As áreas ferroviárias alemãs têm 37,6 GW de potencial solar
Oct 15, 2025
O Fraunhofer ISE da Alemanha identificou um potencial significativo para a implantação de energia fotovoltaica ao longo da rede ferroviária alemã. Descobriu-se que áreas num raio de 2 km de uma subestação poderiam abrigar até 37,6 GW de capacidade solar.
O instituto disse que os inversores que permitem a alimentação direta-à rede ferroviária serão essenciais para superar as barreiras regulatórias e de mercado que até agora limitaram essas instalações. As descobertas decorrem do projeto de pesquisa "PV4Rail", financiado pelo Ministério Federal de Assuntos Econômicos e Energia, que busca integrar energia fotovoltaica diretamente na rede ferroviária monofásica de 16,7{4}}hertz do país.
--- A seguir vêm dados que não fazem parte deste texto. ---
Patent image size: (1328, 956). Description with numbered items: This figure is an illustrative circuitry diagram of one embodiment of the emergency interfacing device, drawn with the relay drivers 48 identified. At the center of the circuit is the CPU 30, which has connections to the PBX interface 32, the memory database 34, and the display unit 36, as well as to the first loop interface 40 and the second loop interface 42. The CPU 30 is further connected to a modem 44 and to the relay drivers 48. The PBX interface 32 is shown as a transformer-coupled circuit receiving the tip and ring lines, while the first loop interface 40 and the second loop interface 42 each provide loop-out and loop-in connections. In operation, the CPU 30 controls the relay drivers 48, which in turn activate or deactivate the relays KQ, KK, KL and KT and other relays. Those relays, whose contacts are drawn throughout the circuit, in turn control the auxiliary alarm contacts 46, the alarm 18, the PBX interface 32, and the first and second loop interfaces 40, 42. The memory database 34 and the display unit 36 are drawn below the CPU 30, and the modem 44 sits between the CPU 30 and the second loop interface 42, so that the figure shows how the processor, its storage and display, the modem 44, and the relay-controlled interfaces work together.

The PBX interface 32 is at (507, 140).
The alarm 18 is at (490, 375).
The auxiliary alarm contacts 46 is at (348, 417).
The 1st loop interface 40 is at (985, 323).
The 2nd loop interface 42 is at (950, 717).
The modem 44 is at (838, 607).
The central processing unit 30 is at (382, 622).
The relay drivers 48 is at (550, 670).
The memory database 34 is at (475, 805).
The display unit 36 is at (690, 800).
"Uma parte significativa da procura de energia na rede eléctrica ferroviária poderia, no entanto, ser coberta pela energia solar fotovoltaica, porque o potencial para áreas fotovoltaicas ao longo das linhas ferroviárias é muitas vezes superior à quantidade de energia necessária na rede eléctrica ferroviária", disse Andreas Hensel, gestor de projecto PV4Rail no Fraunhofer ISE.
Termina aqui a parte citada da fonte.